C is the mass concentration of the analyte in the blood, mg/dm ³ ;

- среднее значение двух измерений площади хроматографического пика определяемого соединения в экстракте, у.е.;

- the average value of two measurements of the area of the chromatographic peak of the determined compound in the extract, c.u.;

K - calibration coefficient;

V ₁ - extract volume, cm ³ ;

V is the volume ^of blood taken for analysis, cm3.

The results of the measurement of phenol and catechol in the blood (working samples) by the proposed method are shown in table 2.

To calculate the relative error of the proposed method, the "introduced-found" method was used.

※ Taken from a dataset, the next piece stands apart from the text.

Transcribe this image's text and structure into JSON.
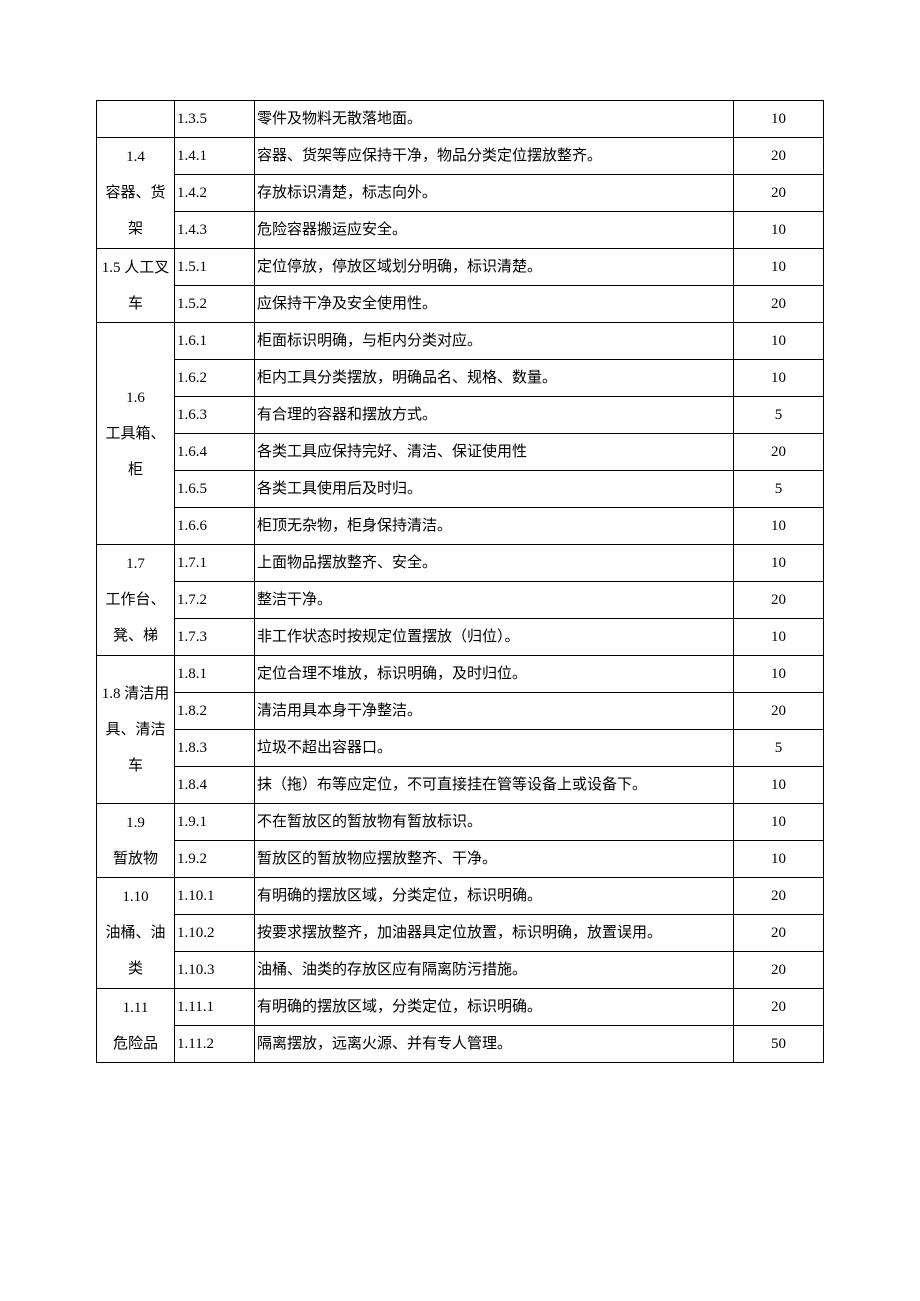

To do this, blood samples are analyzed without adding and with the addition of a certain amount of the analyzed component (the additive is 50-150% of the found concentration of phenol and pyrocatechol in the working sample) to determine the correctness and accuracy of the proposed method (relative error). The results of measurements of phenol and catechol in the working blood sample without additive are shown in tables 3 and 4, respectively.

The results of measurements of phenol and catechol in the prepared sample with the addition of analytes to the blood sample are shown in tables 5 and 6, respectively. In this example, the value of the addition of phenol to the blood sample was equal to 0.007 mg/dm ³ , the addition of catechol 0.026 mg/dm ³ . The average found value of the added phenol additive was 0.0705 mg/dm ³ , the pyrocatechol additive - 0.024 mg/dm ³ .

The data shown in tables 5 and 6 show that the proposed method is characterized by high accuracy and correctness of the analysis.

Also, in the course of laboratory tests of the proposed method, the following characteristics were established: measurement ranges of phenol and catechol in the blood, values of accuracy, accuracy, repeatability and intralaboratory precision. The data obtained are shown in tables 7 and 8.

The data given in tables 7 and 8 show that the proposed method allows to determine with high accuracy in whole blood phenol and catechol in the concentration range of 0.004-1.0 mg/DM ³ .

The sensitivity of the proposed method makes it possible to detect low concentrations, including at the level of background values (as metabolic products), as well as high concentrations associated with contamination of biological media in production conditions.

Claims (1)

A method for determining the mass concentrations of phenol and pyrocatechol in the blood by high-performance liquid chromatography, characterized in that they take a blood sample, acidify it with a 0.1% solution of orthophosphoric acid in a sample/acid solution volume ratio of 20:1, extract analytes liquid extraction, for which acetonitrile is added to the acidified sample in a sample/acetonitrile volume ratio of 1:1, respectively, the mixture is centrifuged for 10 minutes at a speed of 5000 rpm, the upper layer of the extract is taken, 0.1 g of a mixture of C18 sorbent is added to it and salts of magnesium sulfate in a mass ratio of 1:6, respectively, to purify the extract, mix for 1 min and centrifuge again for 10 min at a speed of 5000 rpm, the purified extract is filtered and injected into the chromatograph 10 mm ^{3 of} the filtered extract, the measurement is carried out and the concentration of phenol is determined and catechol using a calibration curve.